Sibin_M · October 14, 2021, 6:00pm

root@cpu-6251:~# tcpdump -ni lxdbr0 icmp | grep  10.0.160.1
tcpdump: verbose output suppressed, use -v[v]... for full protocol decode
listening on lxdbr0, link-type EN10MB (Ethernet), snapshot length 262144 bytes
20:22:09.048644 IP 5.196.243.84 > 10.0.160.1: ICMP echo request, id 892, seq 60, length 64
20:22:09.403873 IP 5.196.243.84 > 10.0.160.1: ICMP echo request, id 892, seq 61, length 64
20:22:10.423889 IP 5.196.243.84 > 10.0.160.1: ICMP echo request, id 892, seq 62, length 64
20:22:11.451913 IP 5.196.243.84 > 10.0.160.1: ICMP echo request, id 892, seq 63, length 64
20:22:12.471954 IP 5.196.243.84 > 10.0.160.1: ICMP echo request, id 892, seq 64, length 64
20:22:13.499885 IP 5.196.243.84 > 10.0.160.1: ICMP echo request, id 892, seq 65, length 64
20:22:14.519880 IP 5.196.243.84 > 10.0.160.1: ICMP echo request, id 892, seq 66, length 64
20:22:15.547885 IP 5.196.243.84 > 10.0.160.1: ICMP echo request, id 892, seq 67, length 64
20:22:16.567897 IP 5.196.243.84 > 10.0.160.1: ICMP echo request, id 892, seq 68, length 64
20:22:17.595195 IP 5.196.243.84 > 10.0.160.1: ICMP echo request, id 892, seq 69, length 64
20:22:18.619880 IP 5.196.243.84 > 10.0.160.1: ICMP echo request, id 892, seq 70, length 64
20:22:19.643861 IP 5.196.243.84 > 10.0.160.1: ICMP echo request, id 892, seq 71, length 64
20:22:20.663862 IP 5.196.243.84 > 10.0.160.1: ICMP echo request, id 892, seq 72, length 64

root@cpu-6251:~#  ip -4 route get 5.196.243.84
local 5.196.243.84 dev lo src 5.196.243.84 uid 0
    cache <local>

I got above result

stgraber · October 14, 2021, 6:34pm

Okay so for some reason your host is sending the traffic to the loopback device instead of lxdbr0.
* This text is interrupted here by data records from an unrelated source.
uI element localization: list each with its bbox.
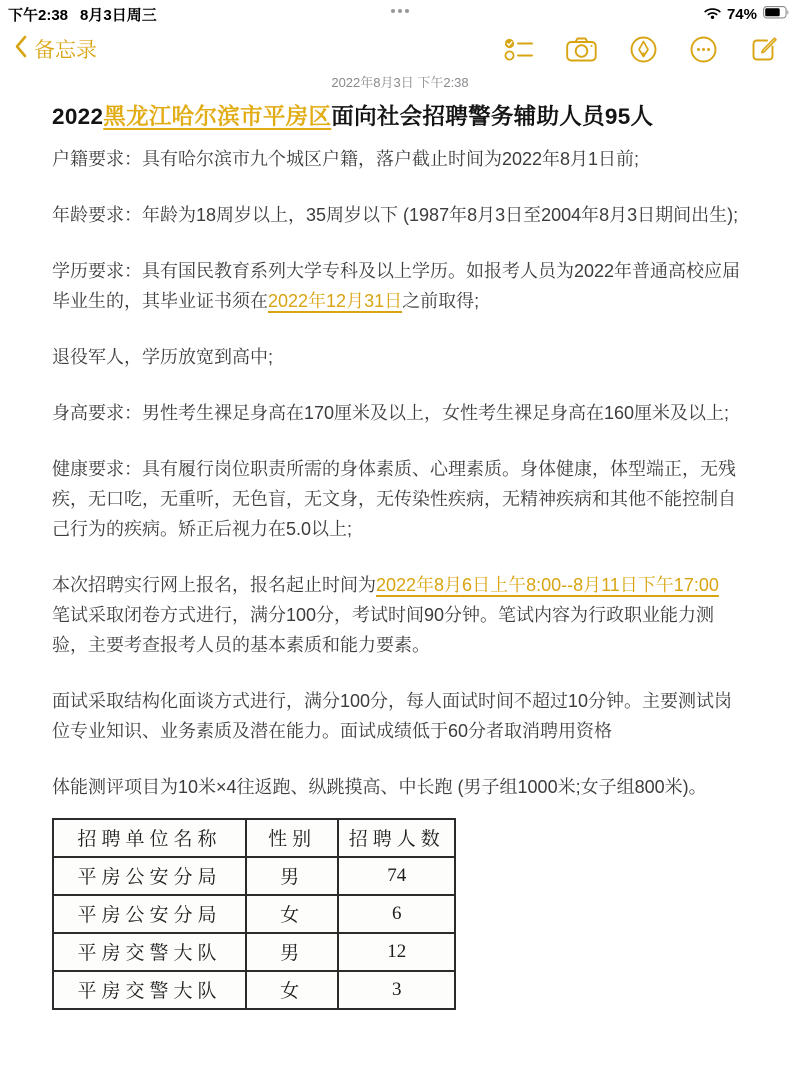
- title-link[interactable]: 黑龙江哈尔滨市平房区: [103, 104, 331, 129]
- cell-count: 3: [338, 971, 455, 1009]
- cell-unit: 平房公安分局: [53, 857, 246, 895]
- checklist-icon[interactable]: [504, 37, 533, 62]
- status-date: 8月3日周三: [80, 4, 157, 25]
- recruitment-table-image[interactable]: 招聘单位名称 性别 招聘人数 平房公安分局 男 74 平房公安分局 女 6 平房…: [52, 818, 456, 1010]
- back-button[interactable]: 备忘录: [14, 34, 97, 64]
- paragraph-apply: 本次招聘实行网上报名，报名起止时间为2022年8月6日上午8:00--8月11日…: [52, 570, 748, 600]
- edu-deadline-link[interactable]: 2022年12月31日: [268, 291, 402, 311]
- title-text-pre: 2022: [52, 104, 103, 129]
- cell-unit: 平房公安分局: [53, 895, 246, 933]
- recruitment-table: 招聘单位名称 性别 招聘人数 平房公安分局 男 74 平房公安分局 女 6 平房…: [52, 818, 456, 1010]
- table-row: 平房交警大队 女 3: [53, 971, 455, 1009]
- cell-unit: 平房交警大队: [53, 971, 246, 1009]
- apply-separator: --: [561, 575, 573, 595]
- back-button-label: 备忘录: [34, 34, 97, 64]
- note-timestamp: 2022年8月3日 下午2:38: [52, 72, 748, 91]
- cell-unit: 平房交警大队: [53, 933, 246, 971]
- paragraph-edu: 学历要求：具有国民教育系列大学专科及以上学历。如报考人员为2022年普通高校应届…: [52, 256, 748, 316]
- paragraph-height: 身高要求：男性考生裸足身高在170厘米及以上，女性考生裸足身高在160厘米及以上…: [52, 398, 748, 428]
- paragraph-hukou: 户籍要求：具有哈尔滨市九个城区户籍，落户截止时间为2022年8月1日前;: [52, 144, 748, 174]
- header-count: 招聘人数: [338, 819, 455, 857]
- paragraph-age: 年龄要求：年龄为18周岁以上，35周岁以下 (1987年8月3日至2004年8月…: [52, 200, 748, 230]
- paragraph-written-test: 笔试采取闭卷方式进行，满分100分，考试时间90分钟。笔试内容为行政职业能力测验…: [52, 600, 748, 660]
- apply-start-link[interactable]: 2022年8月6日上午8:00: [376, 575, 561, 595]
- apply-text-pre: 本次招聘实行网上报名，报名起止时间为: [52, 575, 376, 595]
- status-right: 74%: [704, 6, 790, 23]
- cell-gender: 女: [246, 971, 338, 1009]
- camera-icon[interactable]: [566, 36, 597, 62]
- cell-count: 12: [338, 933, 455, 971]
- apply-end-link[interactable]: 8月11日下午17:00: [573, 575, 719, 595]
- chevron-left-icon: [14, 35, 27, 64]
- paragraph-veteran: 退役军人，学历放宽到高中;: [52, 342, 748, 372]
- toolbar: [504, 35, 778, 63]
- note-editor[interactable]: 2022年8月3日 下午2:38 2022黑龙江哈尔滨市平房区面向社会招聘警务辅…: [0, 72, 800, 1010]
- ellipsis-icon[interactable]: [690, 36, 717, 63]
- compose-icon[interactable]: [750, 35, 778, 63]
- battery-percent: 74%: [727, 6, 757, 23]
- cell-count: 74: [338, 857, 455, 895]
- paragraph-interview: 面试采取结构化面谈方式进行，满分100分，每人面试时间不超过10分钟。主要测试岗…: [52, 686, 748, 746]
- header-gender: 性别: [246, 819, 338, 857]
- wifi-icon: [704, 6, 721, 23]
- header-unit: 招聘单位名称: [53, 819, 246, 857]
- table-header-row: 招聘单位名称 性别 招聘人数: [53, 819, 455, 857]
- cell-gender: 男: [246, 857, 338, 895]
- edu-text-post: 之前取得;: [402, 291, 479, 311]
- title-text-post: 面向社会招聘警务辅助人员95人: [331, 104, 653, 129]
- cell-gender: 男: [246, 933, 338, 971]
- navbar: 备忘录: [0, 24, 800, 68]
- status-time: 下午2:38: [8, 4, 68, 25]
- status-left: 下午2:38 8月3日周三: [8, 4, 157, 25]
- status-bar: 下午2:38 8月3日周三 74%: [0, 0, 800, 24]
- markup-icon[interactable]: [630, 36, 657, 63]
- cell-count: 6: [338, 895, 455, 933]
- table-row: 平房公安分局 女 6: [53, 895, 455, 933]
- multitask-dots[interactable]: [391, 9, 409, 13]
- table-row: 平房公安分局 男 74: [53, 857, 455, 895]
- paragraph-health: 健康要求：具有履行岗位职责所需的身体素质、心理素质。身体健康，体型端正，无残疾，…: [52, 454, 748, 544]
- note-title: 2022黑龙江哈尔滨市平房区面向社会招聘警务辅助人员95人: [52, 101, 748, 134]
- table-row: 平房交警大队 男 12: [53, 933, 455, 971]
- cell-gender: 女: [246, 895, 338, 933]
- battery-icon: [763, 6, 790, 23]
- paragraph-physical-test: 体能测评项目为10米×4往返跑、纵跳摸高、中长跑 (男子组1000米;女子组80…: [52, 772, 748, 802]
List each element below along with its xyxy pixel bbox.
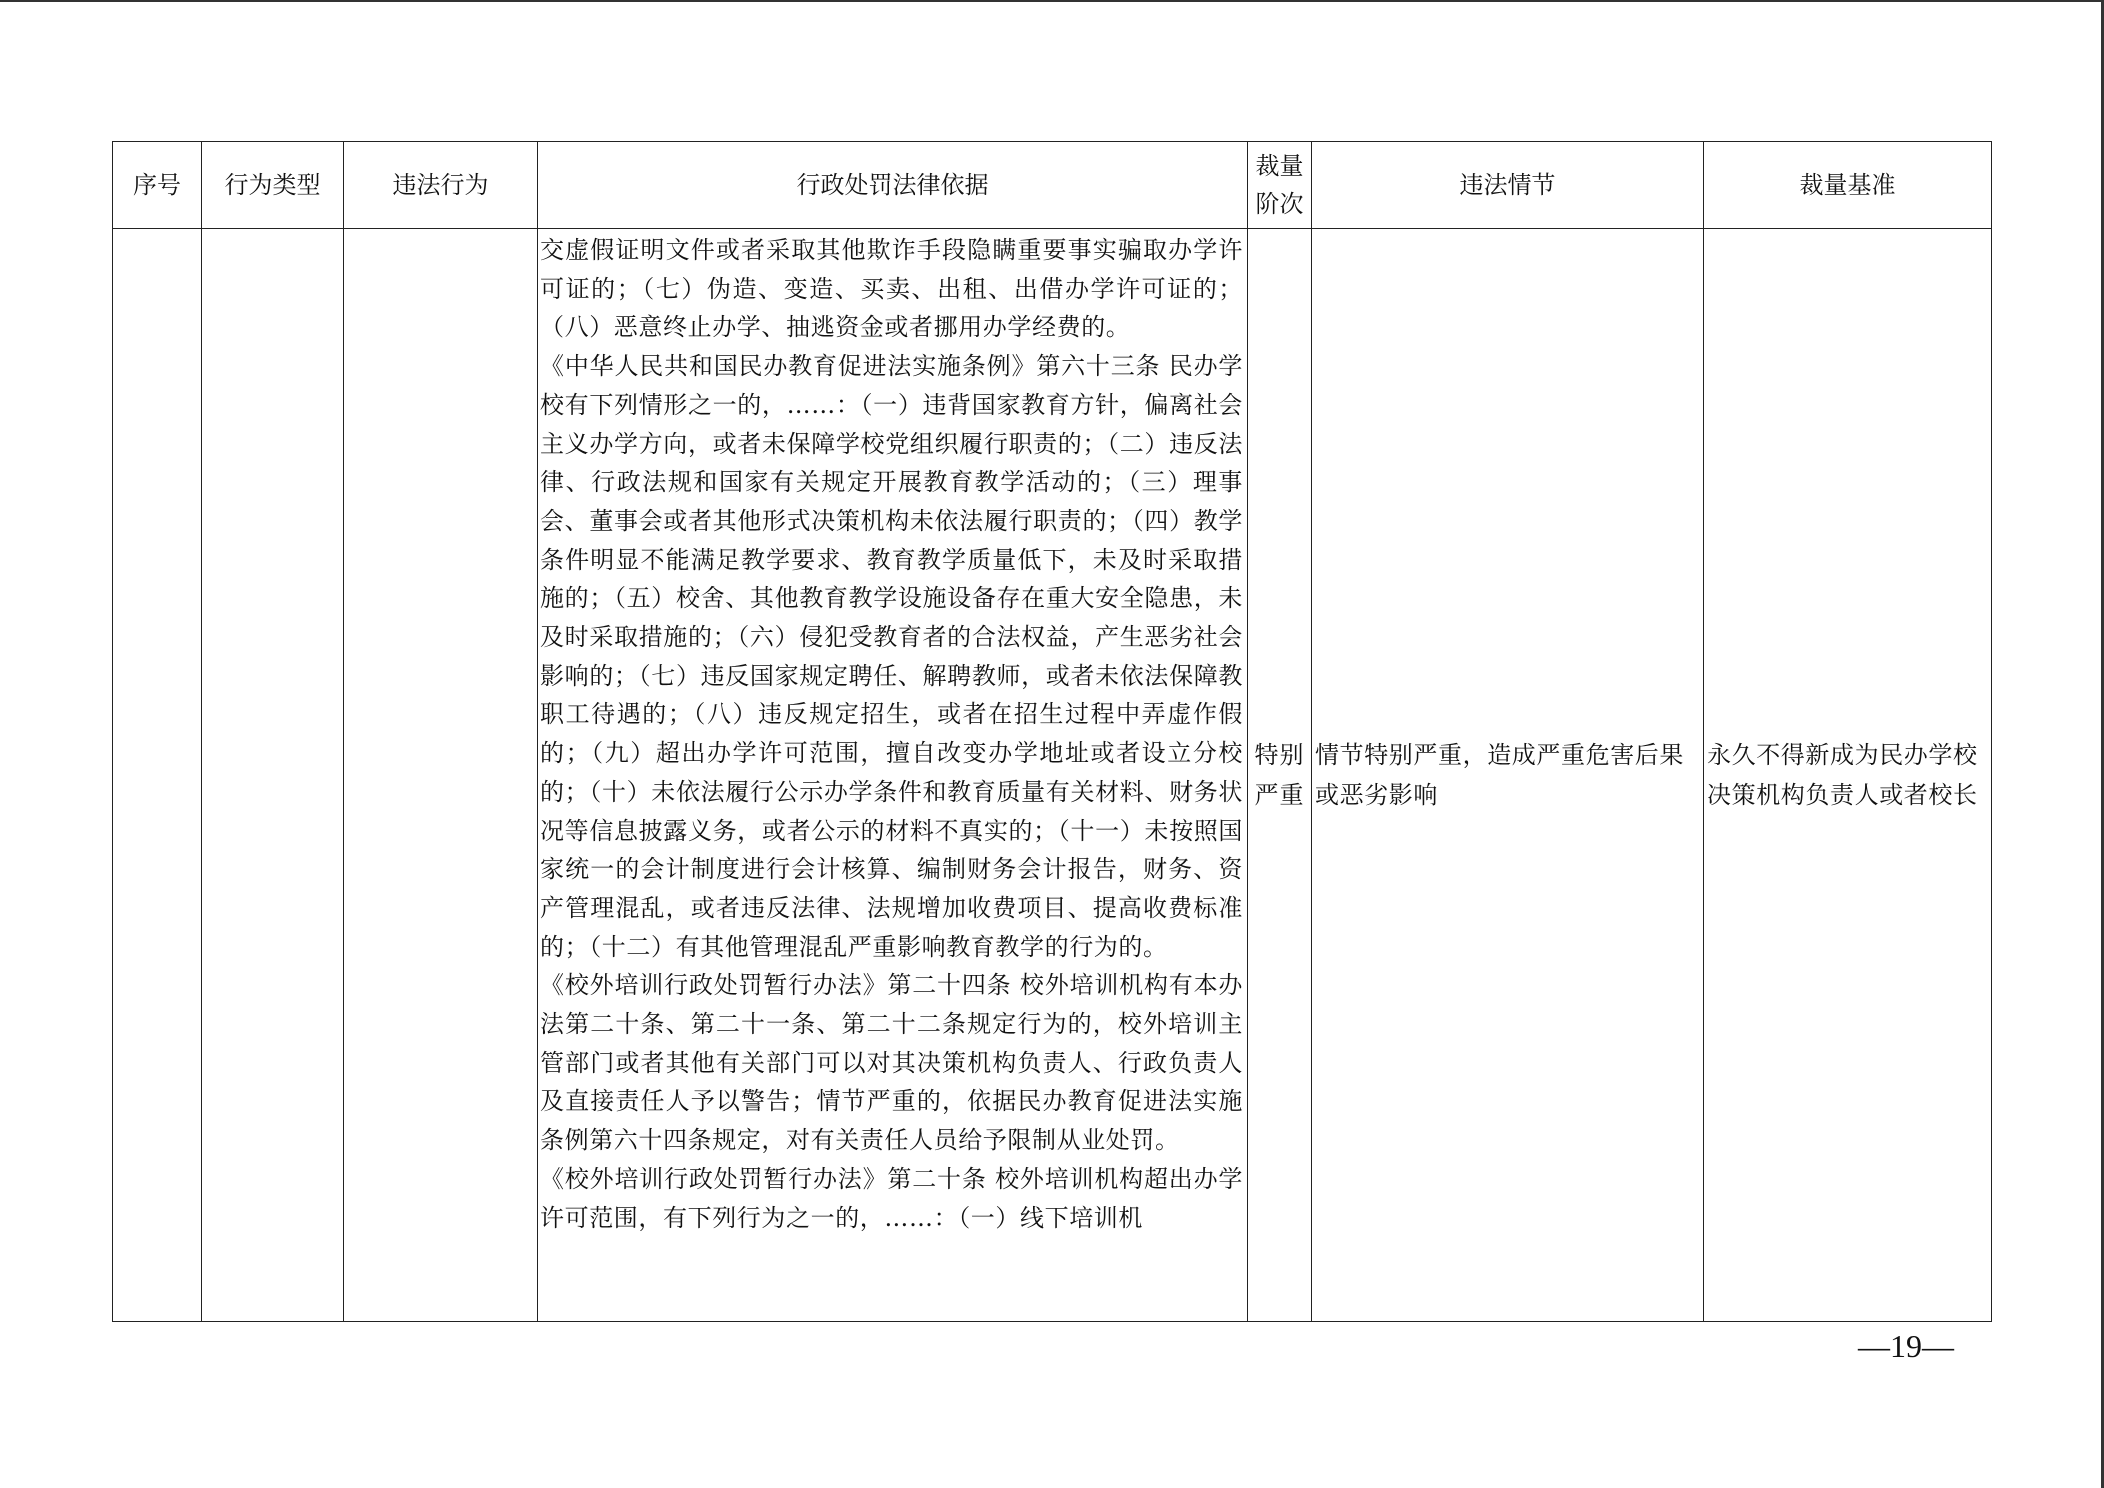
cell-behavior-type — [202, 229, 344, 1322]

Sibin_M · October 14, 2021, 6:53pm

Thank you for your Help

stgraber · October 14, 2021, 7:29pm

Did you figure it out?

Your route show from earlier showed the right thing, indicating it’s sending the traffic towards lxdbr0, so it’s a bit odd to then see it go for the host’s loopback.

Unless you somehow have those IPs directly on the host loopback?